Control of the New Hampshire Senate in January is up for grabs after primary voters cast ballots for their party’s nominees yesterday. The results provided some clarity to general election races that will define many of the state's political and policy debates over the next two years.
In District 23, one of six seats vacated this year by Republican incumbents, Bill Gannon, a one-term state representative from Rockingham, won 39 percent of the vote to defeat three other candidates for the GOP nomination.
In the general election, Gannon faces another one-term House member, Democratic Rep. Alexis Simpson, for the Senate seat held by Russell Prescott, who is running for Executive Council.
Dan Innis took 34 percent of the vote in a four-way race to win the Republican primary for Senate District 24. The seat has been held by the retiring Nancy Stiles, a Republican, since 2010.
Innis, who lost the 2014 Republican primary for the 1st Congressional District, raised more money than his two closest competitors – mortgage broker Ray Tweedie and businessman Stephen Kenda – combined. He also received outside help from NH Priorities, a PAC created and funded by businessman Peter T. Paul.
Innis will face Rep. Tom Sherman of Rye, who has served two terms in the New Hampshire House.
Scott McGilvray, president of NEA-NH, easily won the Democratic primary for Senate District 16. McGilvray, who is running for elected office for the first time, will face state Rep.

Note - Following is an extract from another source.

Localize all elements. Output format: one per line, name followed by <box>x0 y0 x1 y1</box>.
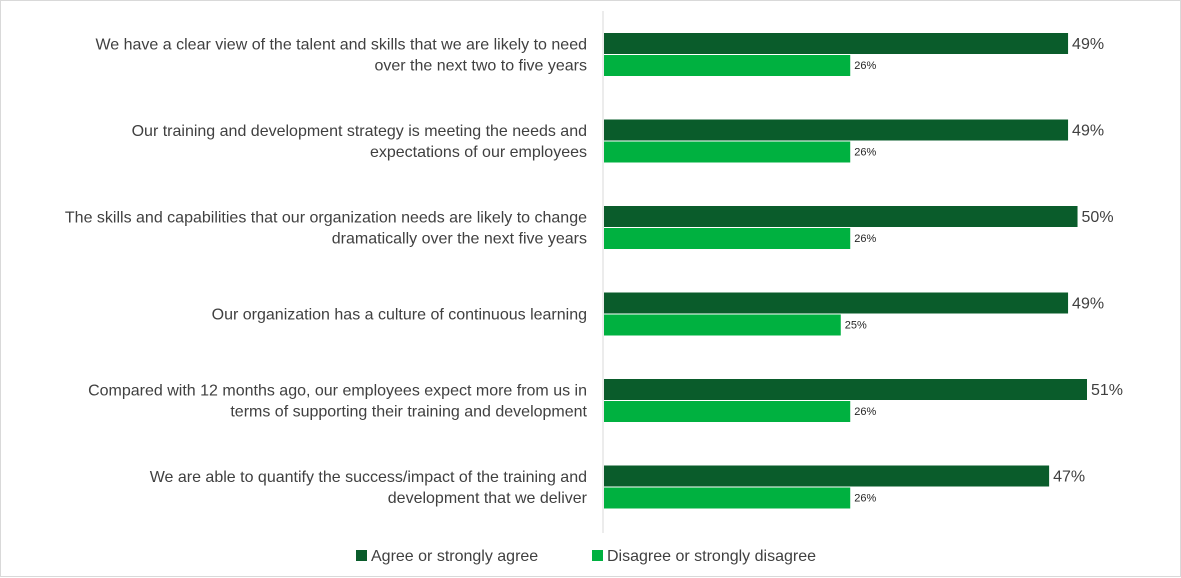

Joe Duarte for another open Senate seat vacated by a Republican, David Boutin.
In the Democratic primary for the Senate District 9 seat, Lee Nyquist, an attorney and town moderator in New Boston, took 53 percent of the vote to beat Jeanne Dietsch.
Nyquist will take on incumbent Sen. Andy Sanborn for the third time. Sanborn narrowly defeated Nyquist in 2012, and he took 53 percent of the vote against him 2014.
In Senate District 1, Dorothy “Dolly” McPhaul, an anti-Northern Pass activist, won the GOP primary, beating two-term state Rep. Leon Rideout with just over 52 percent of the vote. She’ll face Democratic incumbent Sen. Jeff Woodburn.
Bob Guida, a former member of the New Hampshire House, is the GOP nominee in Senate District 2, the seat held by gubernatorial candidate Jeanie Forrester. Guida beat state Rep. Brian Gallagher and will face Democrat Charlie Chandler, a retired attorney and former state representative from Warren, in November.
As of midnight, less than one-half of 1 percent separated retired marketing executive Jim Beard and retired nurse Ruth Ward in their battle for GOP nomination for the Senate District 8 seat.
The winner will face John Garvey, an attorney and law professor. The seat has been open since April, when Jerry Little was confirmed as Gov. Maggie Hassan’s nominee for state banking commissioner.
Jay Kahn, former vice president for finance and planning at Keene State College, won the Democratic primary for Senate District 10, which had been held by Democrat Molly Kelley since 2006.
Kahn, who had the backing of several labor unions, defeated state Reps. Kris Roberts and Ben Tilton, with more than 63 percent of the vote. He’ll face Chester LaPointe in November.
Ross Terrio appears to have squeaked past former state Rep. George Lambert to win the GOP primary for Senate District 18. The winner will face two-term incumbent Democrat Sen. Donna Soucy, who beat Lambert by six points in 2014.
Executive Council races take shape
In Executive Council contests, attorney Andru Volinsky beat John Shea and Shawn Mickelonis in the Democratic primary for the District 2 seat held by Colin Van Ostern. Shea held the seat from 2006 to 2010.
Volinsky will face Sam Cataldo, a Republican state senator who ran unopposed for the GOP council nomination.
With Councilor Chris Sununu seeking the Republican nomination for governor, the District 3 Executive Councilor is up for grabs. In the GOP primary, five-term State Sen. Russell Prescott beat Rockingham County Commissioner Kevin Coyle.
In the Democratic primary, Salem attorney Beth Roth beat Derry Town Councilor Joshua Bourdon .
Executive Council District 1 incumbent Joe Kenney easily defeated a primary challenge to set up a third general election race against Grafton County Commissioner Mike Cryans, a former banker and executive director of Headrest.
Kenney beat Cryans in a special election to replace former executive councilor Ray Burton in early 2014 and again in November 2014.
Manchester Alderman-At-Large Joseph Levasseur is the Republican nominee for Executive Council District 4. He beat Jim Adams, chair of the advocacy group Granite State Taxpayers, and will face incumbent Democrat Chris Pappas.